Pictured: Malcolm Sparrow and Ngaire Best
Tawa residents are being asked whether they are willing to come up with to $1 million to save the derelict Tawa railway station which is under threat of demolition.
Members of the suburb’s community board were told last week that the building has been leaking for years. Representatives from Greater Wellington Regional Council, which took ownership of the building three months ago, told board members the water damage is so extensive that piles have subsided and are not supporting the floor, while parts of the building are riddled with borer.
Greater Wellington’s transport manager Wayne Hastie says the building is on a lean. “It’s in a pretty poor state. There’s a high risk that if we tried to repair it, it could fall to pieces.”
Dr Hastie says if the building were demolished, Greater Wellington could construct a replacement waiting area in about three months for about $600,000. Although the old building could be restored at cost of between $1 million and $1.5 million, Dr Hastie says it would be a risky and time-consuming undertaking. “It will require lifting the building to repile it. But it could disintegrate when we do that.”
And because Tawa is on the main trunk line and the main access to the platform is by overhead bridge, it will provide very difficult working conditions, with overhead lines and passing trains close by.

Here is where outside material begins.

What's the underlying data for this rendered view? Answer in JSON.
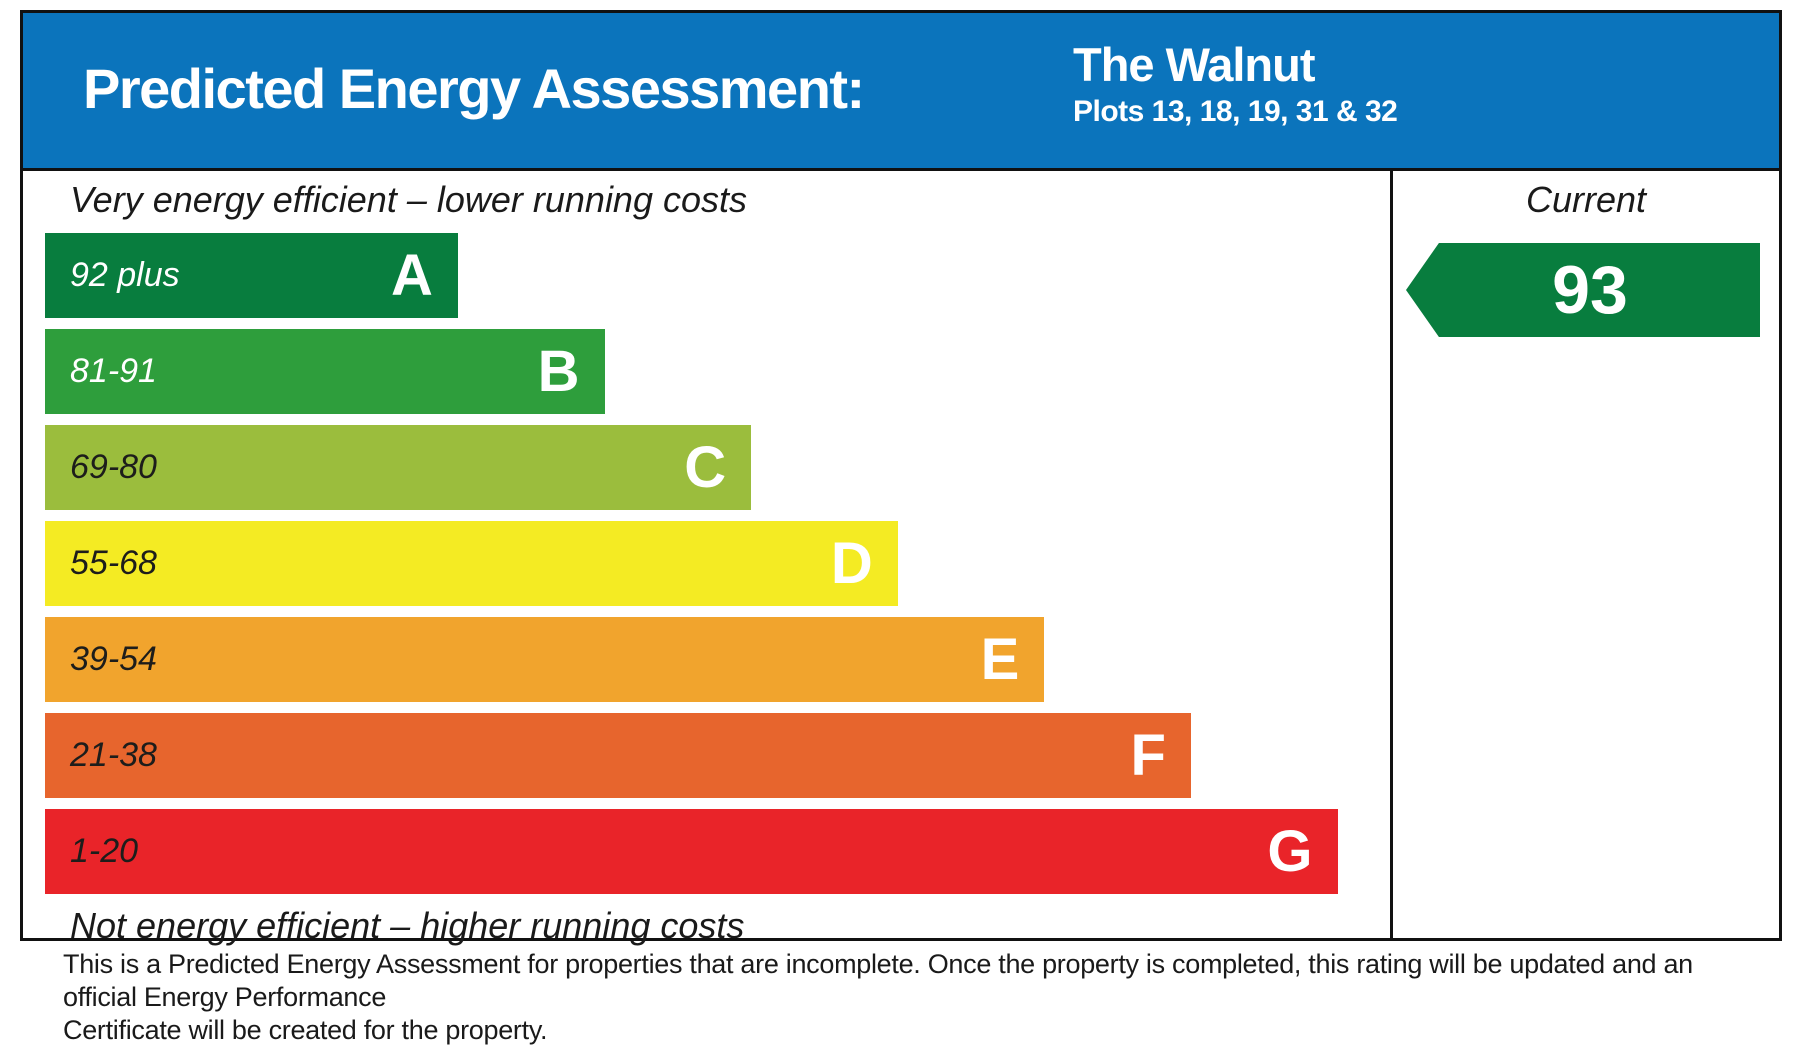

Dr Hastie says the station will probably have to be closed while any demolition or construction takes place.
Tawa Community board chairman Malcolm Sparrow says he wants to hear what residents want done with their railway station. “Our role is to gauge the feelings of the community. We have to act on behalf of the community.”
Mr Sparrow says the board has organised a public meeting for Sunday May 6 at the Tawa Community Centre, starting at 4.30pm. Officers from Greater Wellington have been asked to come along and make the same presentation they made to the community board and answer questions.

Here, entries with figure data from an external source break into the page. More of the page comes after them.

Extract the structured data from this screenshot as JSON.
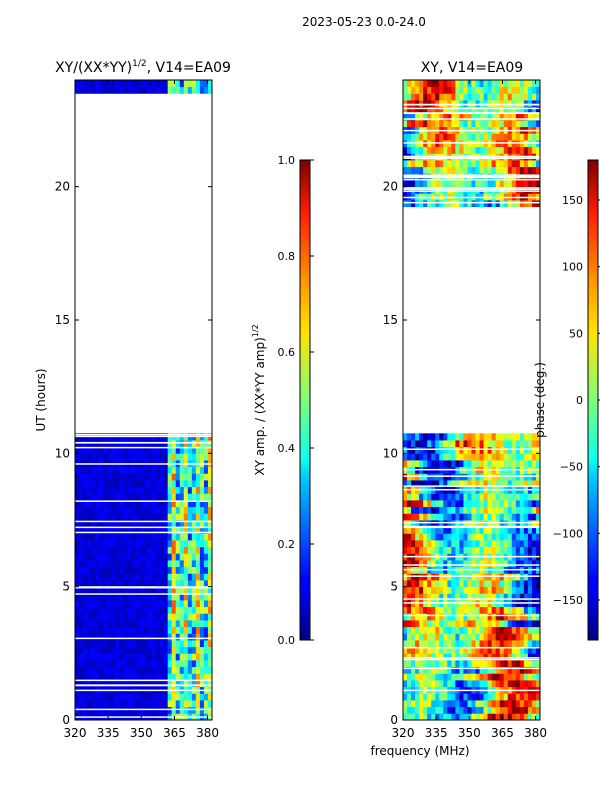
{
  "suptitle": "2023-05-23 0.0-24.0",
  "xlabel": "frequency (MHz)",
  "chart_data": [
    {
      "type": "heatmap",
      "title": "XY/(XX*YY)",
      "title_exp": "1/2",
      "title_suffix": ", V14=EA09",
      "ylabel": "UT (hours)",
      "xlim": [
        320,
        382
      ],
      "ylim": [
        0,
        24
      ],
      "xticks": [
        320,
        335,
        350,
        365,
        380
      ],
      "yticks": [
        0,
        5,
        10,
        15,
        20
      ],
      "colormap": "jet",
      "gaps_hours": [
        [
          19.35,
          23.4
        ],
        [
          10.78,
          19.35
        ]
      ],
      "colorbar": {
        "label": "XY amp. / (XX*YY amp)",
        "label_exp": "1/2",
        "range": [
          0.0,
          1.0
        ],
        "ticks": [
          "0.0",
          "0.2",
          "0.4",
          "0.6",
          "0.8",
          "1.0"
        ]
      }
    },
    {
      "type": "heatmap",
      "title": "XY, V14=EA09",
      "ylabel": "",
      "xlim": [
        320,
        382
      ],
      "ylim": [
        0,
        24
      ],
      "xticks": [
        320,
        335,
        350,
        365,
        380
      ],
      "yticks": [
        0,
        5,
        10,
        15,
        20
      ],
      "colormap": "jet",
      "gaps_hours": [
        [
          10.78,
          19.35
        ]
      ],
      "colorbar": {
        "label": "phase (deg.)",
        "range": [
          -180,
          180
        ],
        "ticks": [
          "-150",
          "-100",
          "-50",
          "0",
          "50",
          "100",
          "150"
        ]
      }
    }
  ]
}
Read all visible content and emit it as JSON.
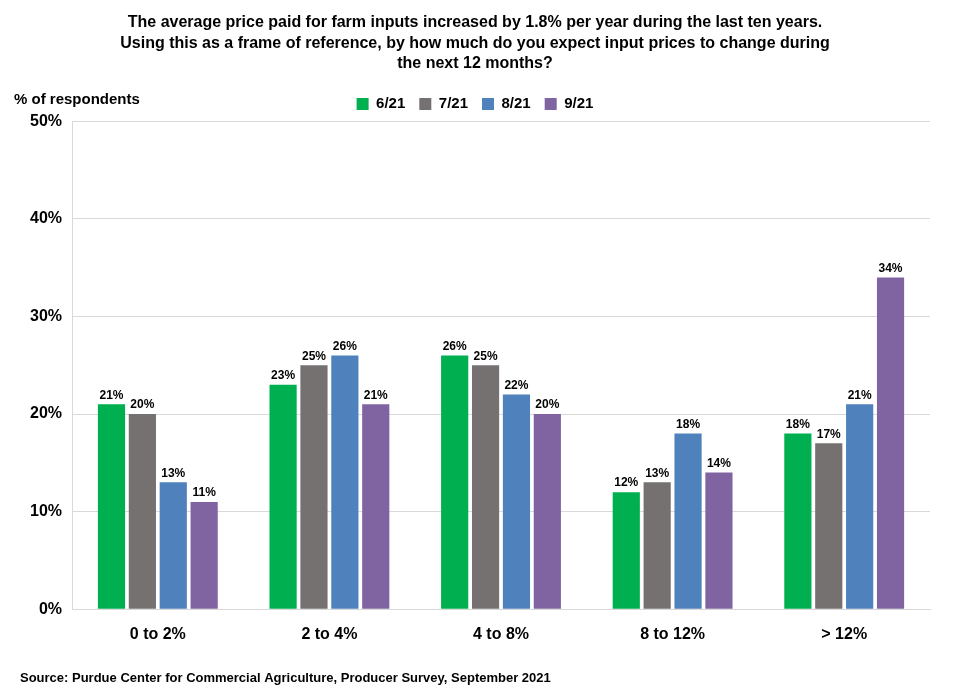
{
  "chart_data": {
    "type": "bar",
    "title": [
      "The average price paid for farm inputs increased by 1.8% per year during the last ten years.",
      "Using this as a frame of reference, by how much do you expect input prices to change during",
      "the next 12 months?"
    ],
    "y_label": "% of respondents",
    "source": "Source: Purdue Center for Commercial Agriculture, Producer Survey, September 2021",
    "categories": [
      "0 to 2%",
      "2 to 4%",
      "4 to 8%",
      "8 to 12%",
      "> 12%"
    ],
    "series": [
      {
        "name": "6/21",
        "color": "#00b050",
        "values": [
          21,
          23,
          26,
          12,
          18
        ],
        "value_labels": [
          "21%",
          "23%",
          "26%",
          "12%",
          "18%"
        ]
      },
      {
        "name": "7/21",
        "color": "#767171",
        "values": [
          20,
          25,
          25,
          13,
          17
        ],
        "value_labels": [
          "20%",
          "25%",
          "25%",
          "13%",
          "17%"
        ]
      },
      {
        "name": "8/21",
        "color": "#4f81bd",
        "values": [
          13,
          26,
          22,
          18,
          21
        ],
        "value_labels": [
          "13%",
          "26%",
          "22%",
          "18%",
          "21%"
        ]
      },
      {
        "name": "9/21",
        "color": "#8064a2",
        "values": [
          11,
          21,
          20,
          14,
          34
        ],
        "value_labels": [
          "11%",
          "21%",
          "20%",
          "14%",
          "34%"
        ]
      }
    ],
    "ylim": [
      0,
      50
    ],
    "yticks": [
      {
        "value": 0,
        "label": "0%"
      },
      {
        "value": 10,
        "label": "10%"
      },
      {
        "value": 20,
        "label": "20%"
      },
      {
        "value": 30,
        "label": "30%"
      },
      {
        "value": 40,
        "label": "40%"
      },
      {
        "value": 50,
        "label": "50%"
      }
    ],
    "grid": true,
    "legend": "top",
    "data_labels": true
  }
}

Wellington city councillor and Tawa resident Ngaire Best says doing nothing is not an option. “The station is unsafe.”
Ms Best says she would like to be able to restore the building. “It’ll be great to preserve it. But that could be up to $1 million and Tawa is not a wealthy community with a large number of donors. And then there are the practicalities of having the station closed for a long period of time.”
Historic Places Trust spokesman David Watt says the station is not a registered heritage building. Nor is it listed in Wellington City Council’s District Plan.
He says the trust hopes Tawa Community board will look at all options. “We hope the community will stand up and say we want to restore it.”
David Parsons from the Tawa Historical Society says the station dates from 1937 when the rail tunnel under Newlands was put through. However, it closed as a staffed station in the late 1980s. “It hasn’t had much maintenance, if any.”
He says the station building is in a bad way. “It’s poor. When you stand inside you can feel the lean.”
The society will present a written report to the May 6 public meeting. But Mr Parsons says its contents have yet to be decided.
Do you think Tawa railway station should be restored, or is spending an additional $1 million too expensive and too risky?